This article is part of Morningstar's Guide to Investing for Income
Emma Wall: Hello, and welcome to the Morningstar Series, 'Why Should I Invest With You.' I'm Emma Wall, and here with me today is Ian Winship, manager of the BlackRock Absolute Return Bond fund.
Hello, Ian.
Ian Winship: Good morning.
Wall: So, I suppose the first question, I should ask is with everybody is so bearish on bonds. How do you make an absolute return in a market where prices are falling?
Winship: Well, I guess, there are two things. And those two things we've been working out with this fund in over the past four years. And the first is an obvious one, we have to be flexible. You're right, the markets are challenged. I think that's the word we use now on the basis that it's been up – it's been a long run for the past 25 years, yields have fallen, yields have compressed, it's been – as Mervyn King called it a nice time.
But I think the nice times have gone, and now what's in front of us are more uncertainty with regards to monitory policy, more dispersion, when it comes to monitory policy because I guess at the moment, and this morning's U.K. inflation numbers, I don't know if I mentioned that were, were slightly higher.
So, you have got Central Bank in one side actually looking to raise rates perhaps even this year, and you've got the ECB on the other side who may be looking to add more quantitative easing. So much more dispersion – and that's been very different from what we've been used to over the past 25 years. So, we have to be more flexible, on the basis that we understand that markets can still go up, but markets can go down. So, our approach, our product, our process, even a portfolio managers have to be a lot more flexible than how we've worked in the past.
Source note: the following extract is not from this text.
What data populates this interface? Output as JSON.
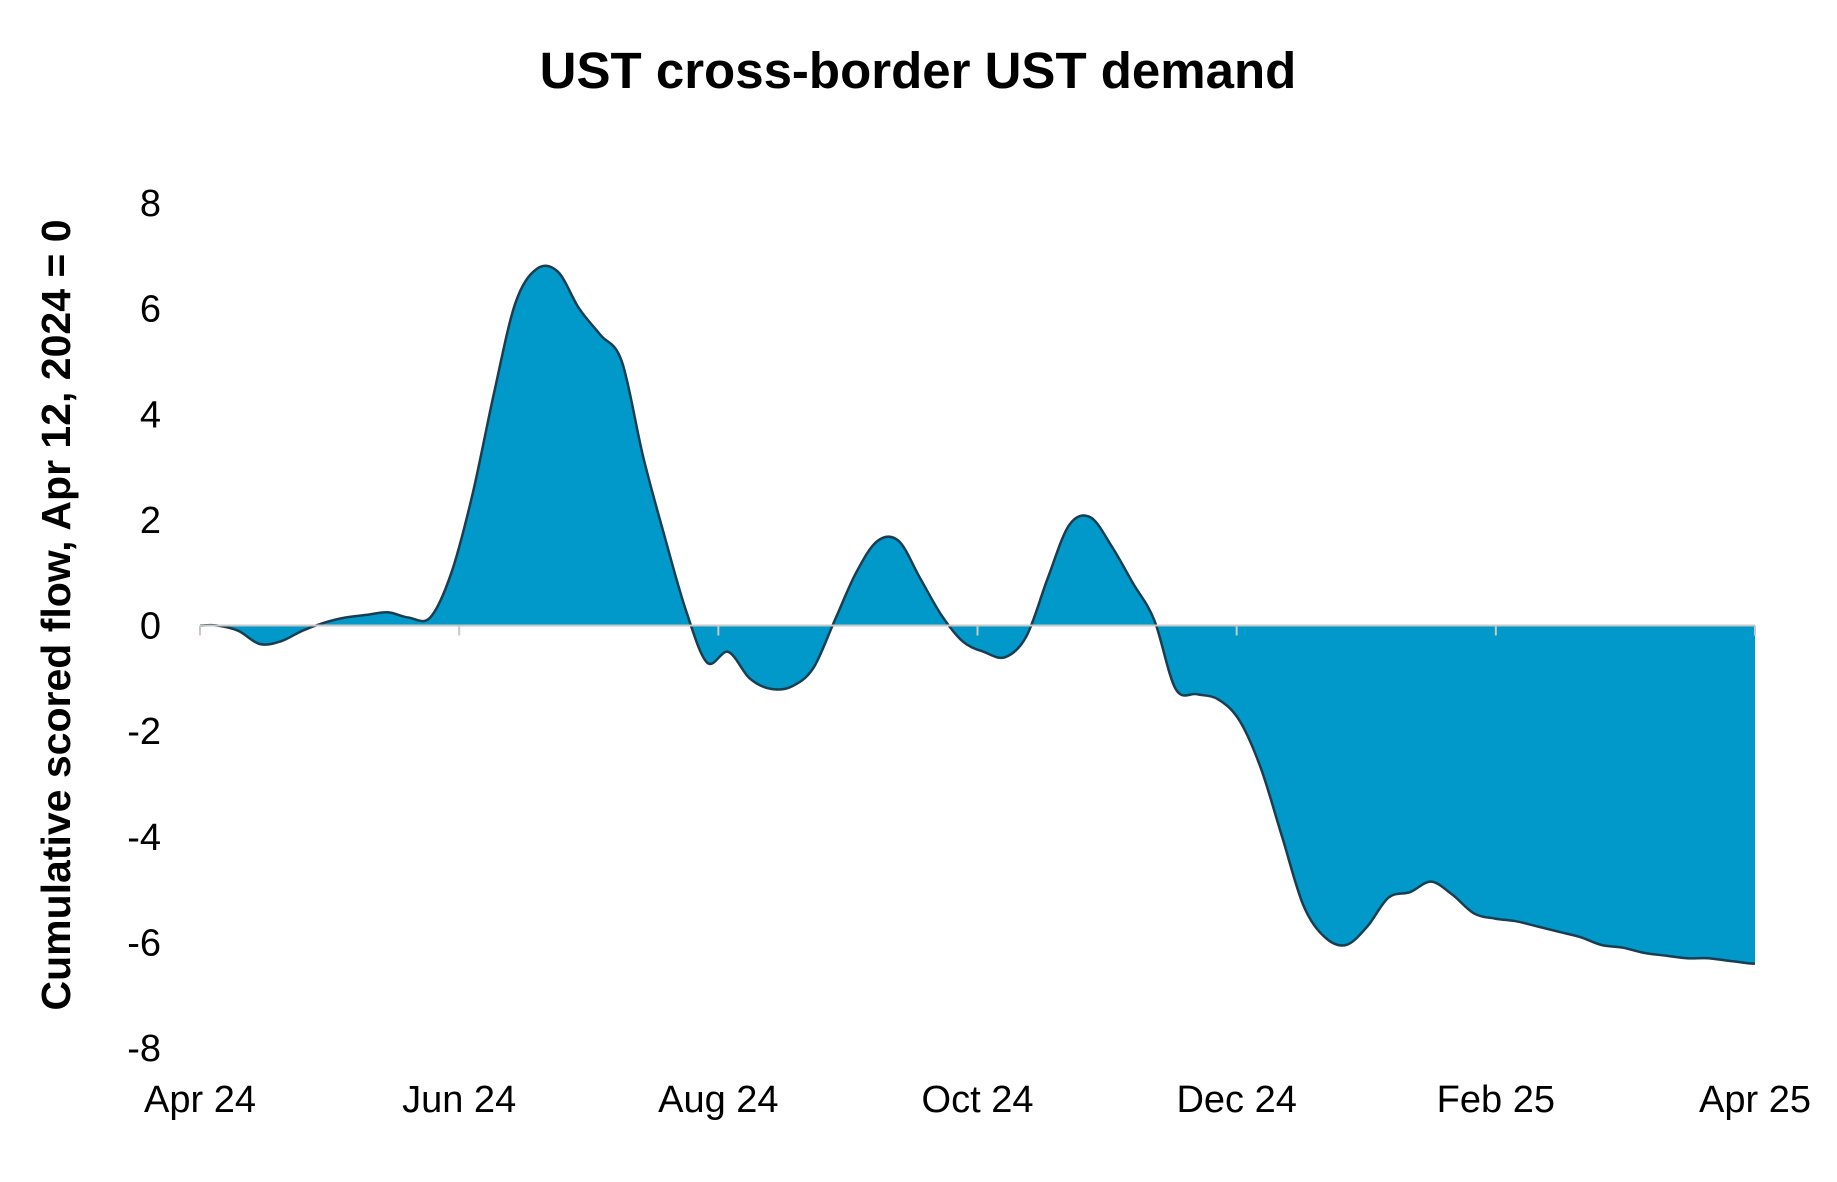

Wall: I think they need to be also be prepared for not just less return than they have been used to, but also bit of volatility because although people are mostly agreed that yields are going to rise and prices are going to fall. As we saw in the States a couple of months ago, everybody was incredibly bearish on t-bonds and then yields fell even further. So, I think there is an element of accepting that less return is going to come from bonds, accept that you still need it for a portfolio diversification, but also knowing that it's probably going to be unpredictable?
Winship: Yeah, I think that's a great point on the basis that people have become used, or investors have become used to returns that you don't necessarily associate with fixed income; 6%, 7%, 8%, I think that's as a hedge fund, in terms of what you expect. And it's going to be less predictable, it's going to be more challenging. Returns from fixed income will not be in that bracket. But what we're aiming for with the fund is simply consistency because – and this may sound a bit glib, but fixed income should be boring. You shouldn't have to worry about your fixed income allocation really.
So, I think what we're trying to do with the fund or what we have been doing with the fund is to look to produce small positives every single month. Whether the markets are going up or the markets are going down. So, consistency positive over a longer period of time, that's a big challenge, that's going to be really, really difficult, I think going forward. But that's what we'll set this fund up to do, regardless of the volatility of the market. We think we've got chance of actually being small positive month after month, after month.
Wall: Ian, thank you very much.
Winship: That's okay. Nice to meet you.
Wall: This is Emma Wall for Morningstar. Thank you for watching.